Identification of α-galactosyl and other carbohydrate epitopes that are bound by human anti-pig antibodies: relevance to discordant xenografting in man

Abstract

Human anti-pig antibodies were obtained by perfusing pig hearts ( n = 4) and kidneys ( n = 8) with human AB or O plasma followed by elution with 3 M NaSCN. The antibodies were screened against a panel of 132 synthetic carbohydrates conjugated to bovine serum albumin using an enzyme-linked immunoassay.

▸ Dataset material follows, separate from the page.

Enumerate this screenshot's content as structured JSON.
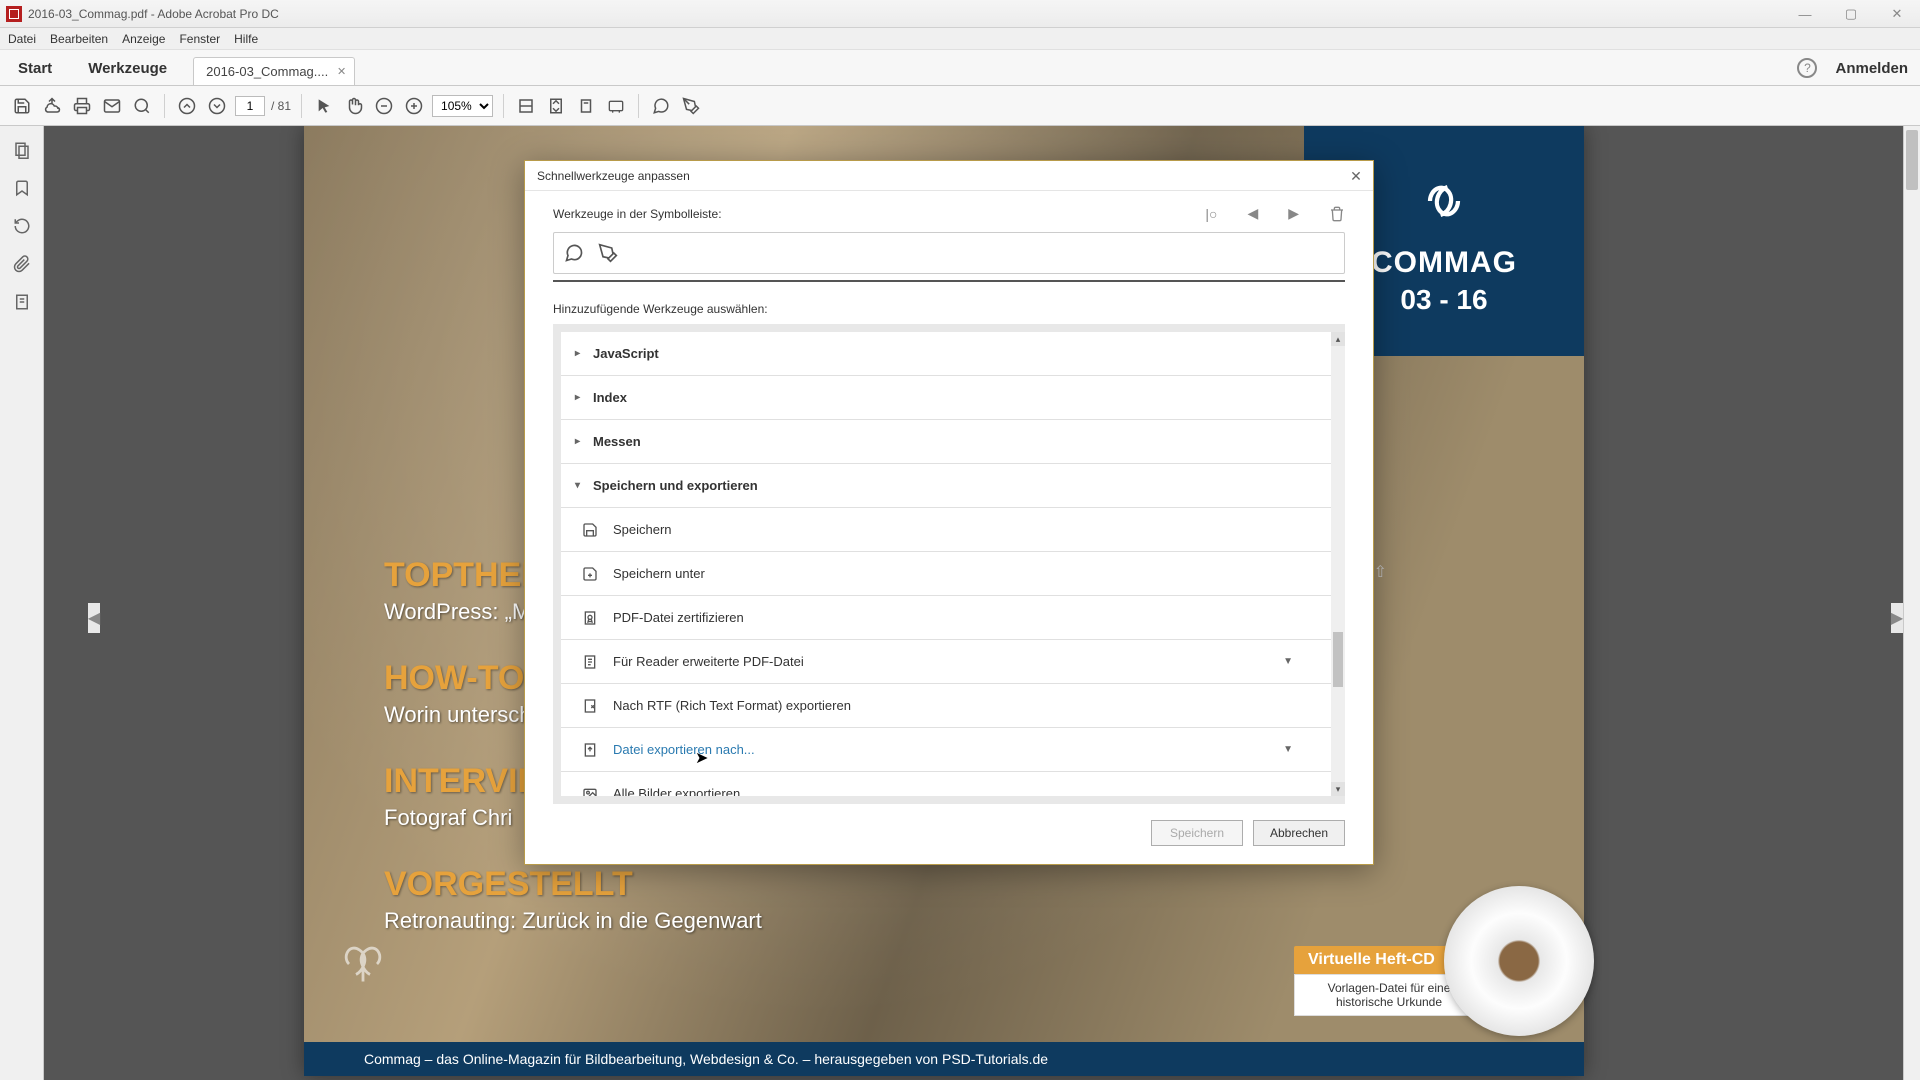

An anti-immunoglobulin antibody was also used to detect immunoglobulin deposits on pig tissues. Four carbohydrate molecules with a terminal α-galactose residue bound all but one of the human anti-pig kidney antibodies and most of the anti-pig heart antibodies. These were: (i) αGal(1→3) βGal(1→4) βGlcNac (linear B type 2); (ii) αGal(1→3) βGal(1→4) βGlc (linear B type 6); (iii) αGal(1→3) βGal(B disaccharide); and (iv) αGal(α-D-galactose). Immunoglobulin deposition was documented post-plasma perfusion in all pig hearts and particularly strongly in all pig kidneys. These results suggest that human anti-pig antibodies are mainly directed against α-galactosyl structures. Extracorporeal immunoadsorption of human plasma through columns of the specific synthetic carbohydrate(s) might lead to depletion of anti-pig antibodies and allow discordant xenografting in man. Alternatively, the infusion of the specific carbohydrate(s) for a period of several days might result in neutralization of the anti-pig antibodies and allow accommodation to take place.